L’année dernière, nous avons lancé la deuxième phase de notre recherche, soit le dépistage sur le terrain des variétés de cultures de couverture. Cette année, nous allons sélectionner les cultures de couverture de l’année dernière. Nous aurons trois cultures de couverture dans l’allée et trois sous la vigne, et nous ferons des études plus détaillées. Nous avons donc mis en place ces cultures de couverture à l’automne, et au cours des deux prochaines années, nous examinerons

  • la réaction de la vigne en présence de ces cultures de couverture,
  • la croissance des cultures de couverture,
  • leur impact sur le biome du sol – donc l’interaction avec les nématodes et les organismes du sol,
  • l’impact sur le cycle carbone-azote dans le sol, et
  • l’effet sur le rendement et la qualité des raisins

dans deux vignobles, l’un dans le sud à OIiver, et l’autre à West Kelowna.

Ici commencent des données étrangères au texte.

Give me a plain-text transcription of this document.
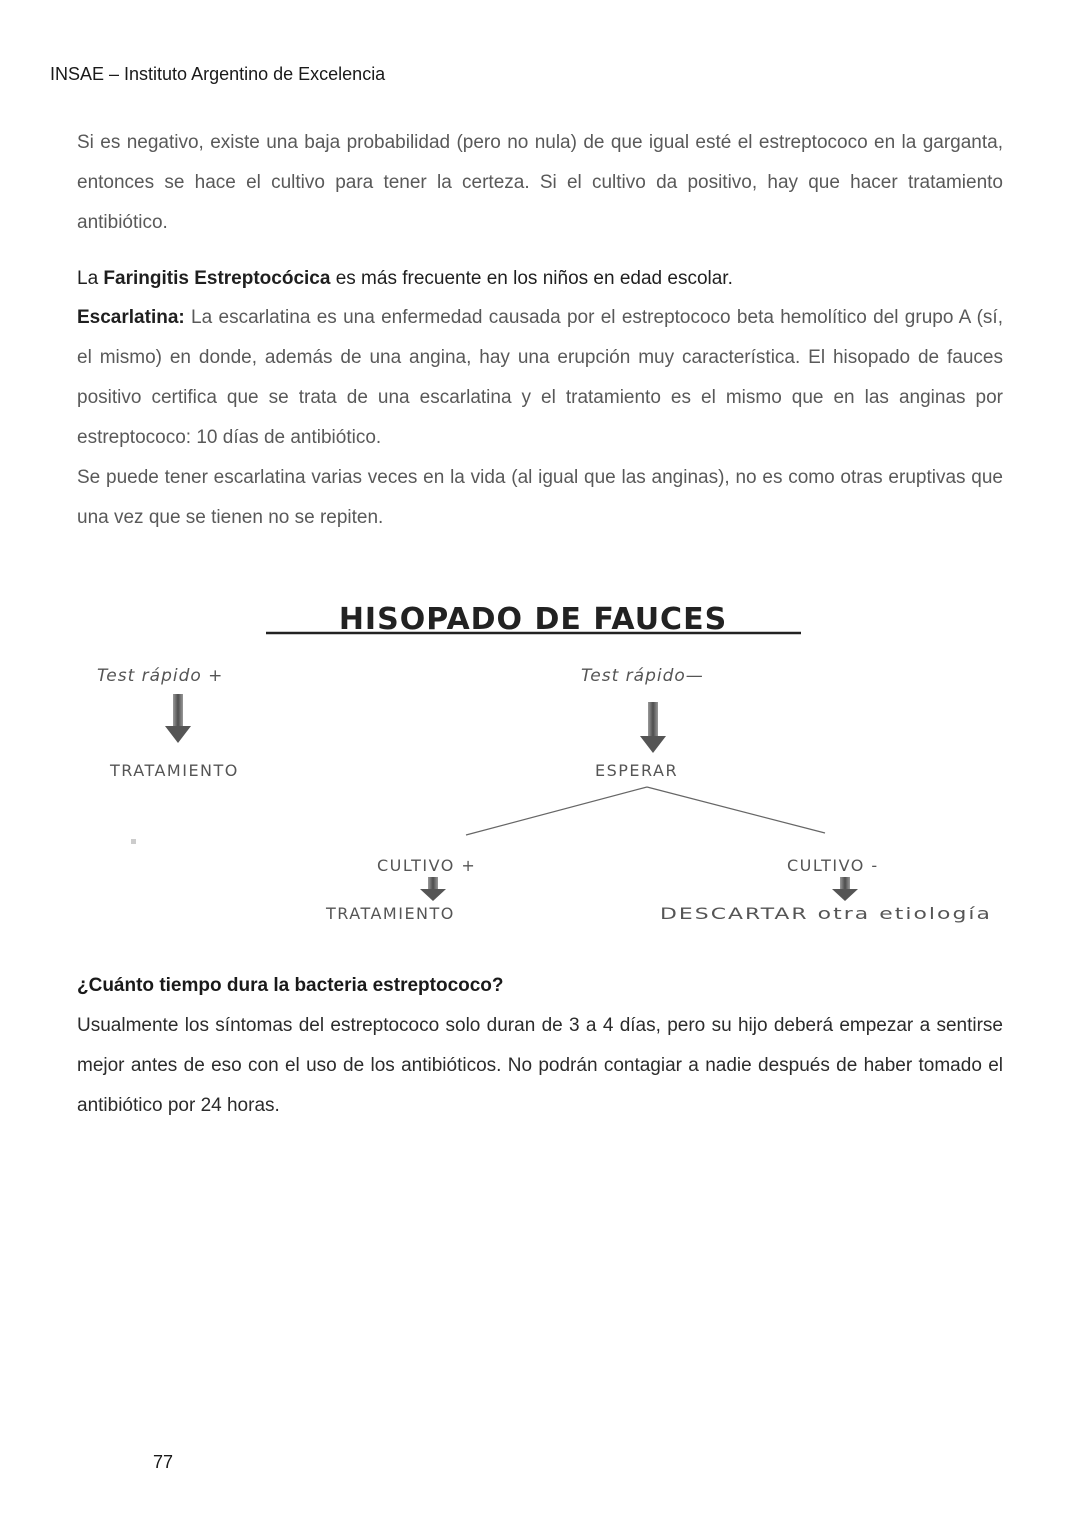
INSAE – Instituto Argentino de Excelencia

Si es negativo, existe una baja probabilidad (pero no nula) de que igual esté el estreptococo en la garganta, entonces se hace el cultivo para tener la certeza. Si el cultivo da positivo, hay que hacer tratamiento antibiótico.

La Faringitis Estreptocócica es más frecuente en los niños en edad escolar.

Escarlatina: La escarlatina es una enfermedad causada por el estreptococo beta hemolítico del grupo A (sí, el mismo) en donde, además de una angina, hay una erupción muy característica. El hisopado de fauces positivo certifica que se trata de una escarlatina y el tratamiento es el mismo que en las anginas por estreptococo: 10 días de antibiótico.

Se puede tener escarlatina varias veces en la vida (al igual que las anginas), no es como otras eruptivas que una vez que se tienen no se repiten.

HISOPADO DE FAUCES
Test rápido +
TRATAMIENTO
Test rápido—
ESPERAR
CULTIVO +
TRATAMIENTO
CULTIVO -
DESCARTAR otra etiología

¿Cuánto tiempo dura la bacteria estreptococo?

Usualmente los síntomas del estreptococo solo duran de 3 a 4 días, pero su hijo deberá empezar a sentirse mejor antes de eso con el uso de los antibióticos. No podrán contagiar a nadie después de haber tomado el antibiótico por 24 horas.

77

Nous avons vraiment hâte de surveiller les différents paramètres et voir les résultats à venir au cours des deux prochaines années.

Dans quelle mesure vos recherches pourraient-elles être transférables à la gestion des vergers – je pense que la plupart des vergers sont aménagés de la même manière que les vignobles, avec des allées et une gestion sous les arbres; y a-t-il un grand potentiel de transférabilité ?

Vous savez, cela semble très similaire mais il y a quelques différences entre les vergers et les vignobles. Les distances entre les arbres et entre les allées sont différentes, de même que le niveau d’ombrage des arbres. Mais il y a aussi beaucoup de similitudes ! Les études sur les vergers m’intéressent beaucoup. Je pense qu’une bonne partie des résultats serait transférable, en particulier pour les vergers à haute densité dont la structure est similaire à celle des vignobles. Les paramètres seraient différents pour les vergers plus anciens ou plus traditionnels, mais il serait possible d’utiliser les cultures de couverture dans ces systèmes avec quelques modifications.

 Mehdi, tout cela était si fascinant. Pour les auditeurs qui veulent en savoir plus sur vos recherches, quel est le moyen le plus facile d’accéder à ce que vous faites ?

Je travaille sur certaines publications scientifiques qui seront disponibles pour les lecteurs. Nous élaborons également des fiches d’information, et je vais faire des présentations lors de différentes réunions et séminaires de producteurs, qui sont virtuels de nos jours. Ces présentations seront annoncées par la BC Wine Grape Association. Les fiches d’information seront mises en ligne. Vous pouvez toujours me contacter et je serai plus qu’heureux de répondre à vos questions.

Merci beaucoup d’avoir participé à ce balado; mes collègues seront très intéressés d’entendre parler du travail que vous faites !

Merci encore, Jordan, c’était génial de parler avec toi.